Annie, responsável pela prisão preventiva de Cacciola e que na sexta-feira havia criticado a visita de Tarso - afirmando ser mais importante para o processo que os documentos requeridos chegassem ao principado -, entrou muda e saiu calada da entrevista coletiva concedida ontem, numa das salas do Palácio da Justiça de Mônaco.

A cara fechada com que a procuradora assistiu a Tarso e Narmino - seu superior na hierarquia - falarem sobre a importância da cooperação dos dois países em questões judiciais deu a entender que suas declarações de sexta-feira teriam provocado algum tipo de mal-estar.

- Em todas as formas de cooperação internacional, é importante ter um contato próximo. Imagino que o ministro tenha viajado para ressaltar a importância desse caso para o Brasil. Sentimo-nos honrados que ele tenha percorrido milhares de quilômetros para tanto. Seria importante para nós, porém, saber o que se passou entre 2000 e 2007 - disse Narmino.

Mônaco não tem tratado de extradição, mas a legislação do principado autoriza o procedimento. Segundo informações do Departamento de Serviços Jurídicos, uma maioria não especificada dos 40 pedidos entregues ao principado nos últimos cinco anos foi aceita. O caso de Cacciola despertou interesse especial das autoridades locais porque Mônaco, há algum tempo, tenta mostrar à comunidade internacional que o status de paraíso fiscal não é sinônimo de abrigo de foragidos da Justiça.

Tarso se mostrou otimista com o pedido brasileiro, que, garantiu, tem substância técnica suficiente para ser acolhido. Mas Tarso contradisse Narmino ao declarar que a lista de documentos entregues ontem às autoridades do principado já serviria para dar andamento ao processo. O ministro disse que respeitará a decisão do principado, mesmo que seja desfavorável. Embora protocolarmente ela caiba ao príncipe regente, Albert II, a decisão de fato é tomada pelo Tribunal de Recursos.

Tarso nega que viagem tenha conotação política

Tarso também aproveitou para rebater as críticas de que o governo estaria dando conotação política ao caso Cacciola. Disse não apenas que tinha o objetivo de demonstrar a Mônaco que as autoridades brasileiras contavam com amparo legal para requisitar a extradição do ex-banqueiro, como também de abrir conversações na área de cooperação judicial.

- Não fiquei incomodado com qualquer crítica. Vi preocupação de alguns colunistas de que (este caso) fosse atingir o governo anterior. Mas entendo que era uma preocupação com os seus, o que é natural. O caso não tem qualquer natureza política, até porque foi iniciado no governo anterior.

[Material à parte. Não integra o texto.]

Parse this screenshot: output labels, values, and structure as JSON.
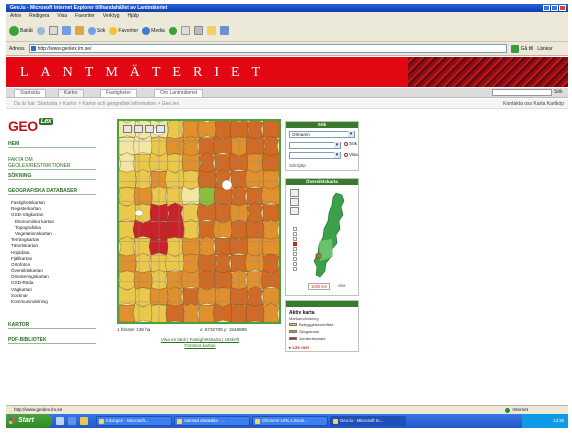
{
  "browser": {
    "title": "Geo.lu - Microsoft Internet Explorer tillhandahållet av Lantmäteriet",
    "menu": [
      "Arkiv",
      "Redigera",
      "Visa",
      "Favoriter",
      "Verktyg",
      "Hjälp"
    ],
    "toolbar": {
      "back": "Bakåt",
      "search": "Sök",
      "favorites": "Favoriter",
      "media": "Media"
    },
    "address_label": "Adress",
    "address": "http://www.geolex.lm.se/",
    "go": "Gå till",
    "links": "Länkar"
  },
  "site": {
    "logo": "LANTMÄTERIET",
    "tabs": [
      "Startsida",
      "Kartor",
      "Fastigheter",
      "Om Lantmäteriet"
    ],
    "active_tab": 1,
    "search_button": "Sök",
    "breadcrumb": "Du är här: Startsida > Kartor > Kartor och geografisk information > Geo.lex",
    "utility_links": "Kontakta oss   Karta   Kartköp"
  },
  "left": {
    "logo_main": "GEO",
    "logo_suffix": "Lex",
    "heading_home": "HEM",
    "link_about": "FAKTA OM GEOLEX/RESTRIKTIONER",
    "heading_search": "SÖKNING",
    "heading_db": "GEOGRAFISKA DATABASER",
    "db_items": [
      "Fastighetskartan",
      "Registerkartan",
      "GSD-Vägkartan",
      "Ekonomiska kartan",
      "Topografiska",
      "Vegetationskartan",
      "Terrängkartan",
      "Tätortskartan",
      "Höjddata",
      "Fjällkartan",
      "Ortofoton",
      "Översiktskartan",
      "Orienteringskartan",
      "GSD-Röda",
      "Vägkartan",
      "Socknar",
      "Kommunindelning"
    ],
    "db_indented": [
      3,
      4,
      5
    ],
    "heading_maps": "KARTOR",
    "heading_library": "PDF-BIBLIOTEK"
  },
  "map": {
    "scale_text": "1 fönster 138 ha",
    "coords_text": "x: 6732709 y: 1548898",
    "footer_links": [
      "Visa en länk",
      "Fastighetskarta",
      "Utskrift",
      "Förstora kartan"
    ],
    "colors": {
      "pale": "#f2e6a3",
      "light": "#e9c84b",
      "mid": "#e0902d",
      "dark": "#d06a24",
      "red": "#c8222a",
      "green": "#8bbe3f",
      "grid": "#888888",
      "frame": "#48a33d"
    }
  },
  "search": {
    "title": "Sök",
    "select1": "Ortnamn",
    "select2": "",
    "radio1": "Sök",
    "radio2": "Visa",
    "help": "Sökhjälp"
  },
  "overview": {
    "title": "Översiktskarta",
    "scale": "1000 km",
    "link": "visa"
  },
  "legend": {
    "title": "Aktiv karta",
    "subtitle": "Markanvändning",
    "rows": [
      "Bebyggelseområde",
      "Skogsmark",
      "Jordbruksmark"
    ],
    "row_colors": [
      "#e9c84b",
      "#e0902d",
      "#c8222a"
    ],
    "link": "Läs mer"
  },
  "status": {
    "text": "http://www.geolex.lm.se",
    "zone": "Internet"
  },
  "taskbar": {
    "start": "Start",
    "buttons": [
      "Inkorgen - Microsoft...",
      "Saknad datakälla - ...",
      "Oficinenr-URL-Lösnin...",
      "Geo.lu - Microsoft In..."
    ],
    "active": 3,
    "clock": "13:36"
  }
}
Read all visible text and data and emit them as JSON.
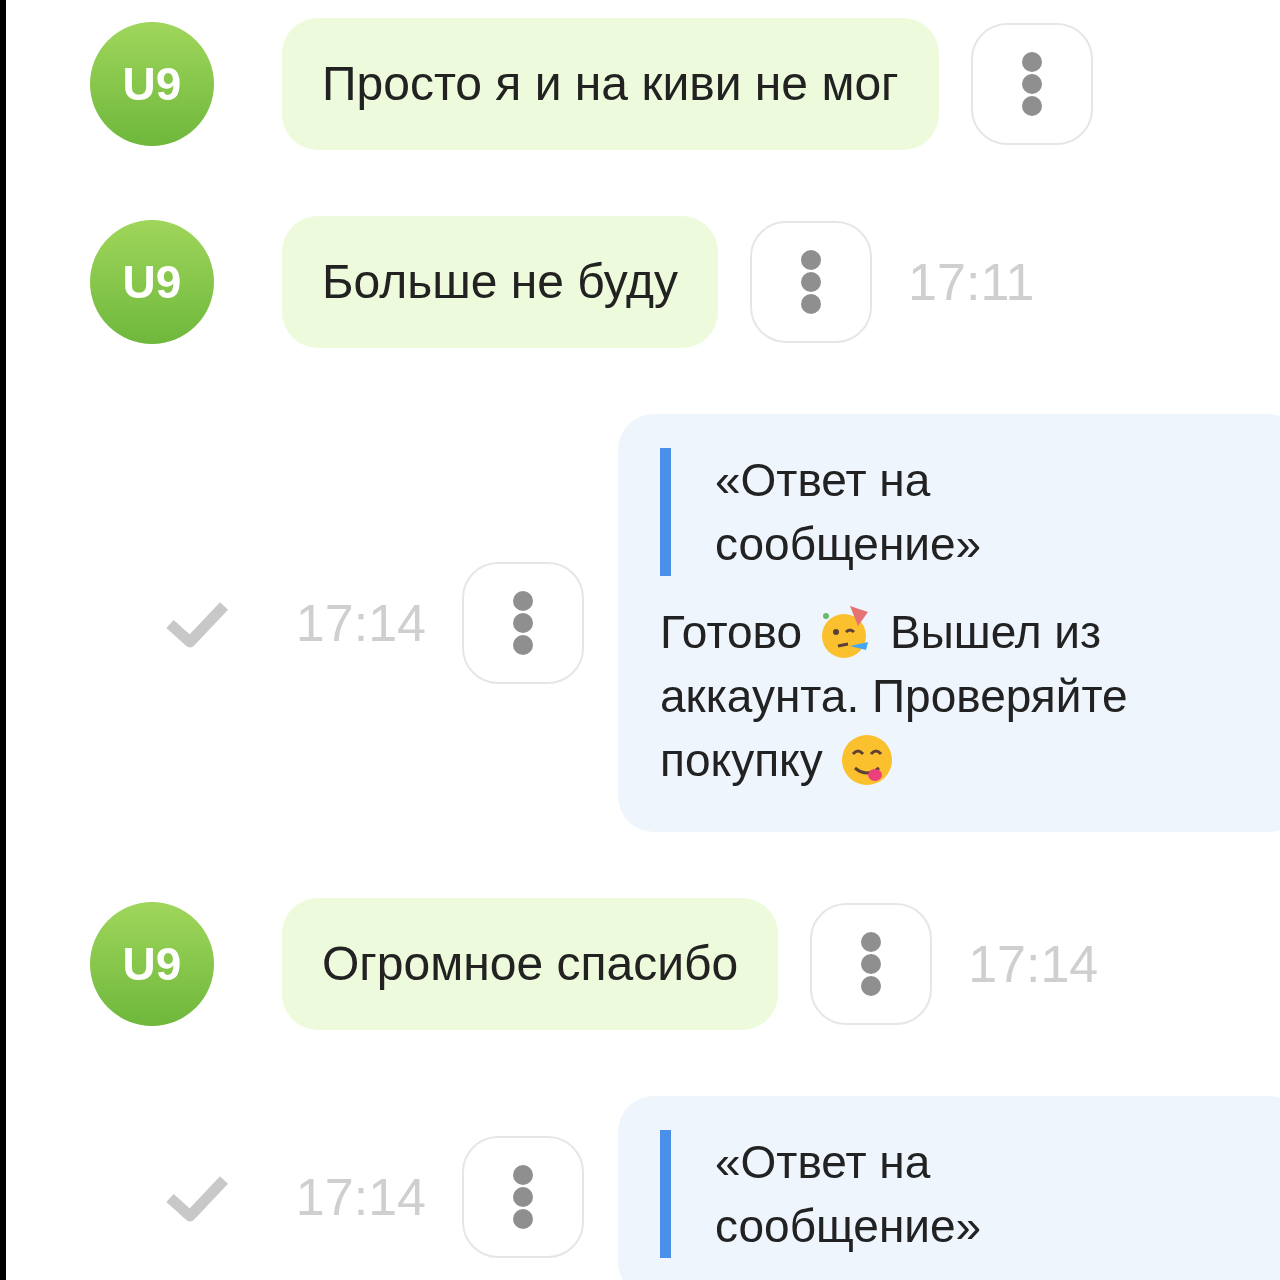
{
  "messages": [
    {
      "kind": "incoming",
      "avatar": "U9",
      "text": "Просто я и на киви не мог"
    },
    {
      "kind": "incoming",
      "avatar": "U9",
      "text": "Больше не буду",
      "time": "17:11"
    },
    {
      "kind": "outgoing",
      "read": true,
      "time": "17:14",
      "quote": "«Ответ на сообщение»",
      "body": [
        [
          {
            "kind": "text",
            "text": "Готово"
          },
          {
            "kind": "party-emoji"
          },
          {
            "kind": "text",
            "text": "Вышел из"
          }
        ],
        [
          {
            "kind": "text",
            "text": "аккаунта. Проверяйте"
          }
        ],
        [
          {
            "kind": "text",
            "text": "покупку"
          },
          {
            "kind": "yum-emoji"
          }
        ]
      ]
    },
    {
      "kind": "incoming",
      "avatar": "U9",
      "text": "Огромное спасибо",
      "time": "17:14"
    },
    {
      "kind": "outgoing",
      "read": true,
      "time": "17:14",
      "quote": "«Ответ на сообщение»"
    }
  ]
}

Tarso, que chegou a Mônaco na manhã de ontem, viajou, logo após o encontro com Narmino, para Paris, de onde volta hoje para Brasília. Já Narmino ainda teve tempo para perguntar aos repórteres brasileiros sobre a repercussão do caso Cacciola no Brasil.

Mônaco tem um dos menores índices de criminalidade do mundo, e autoridades do principado já haviam revelado sua surpresa com o interesse despertado pela prisão do ex-banqueiro, algo que não era visto desde 1999, por ocasião da morte do banqueiro brasileiro Edmond Safra.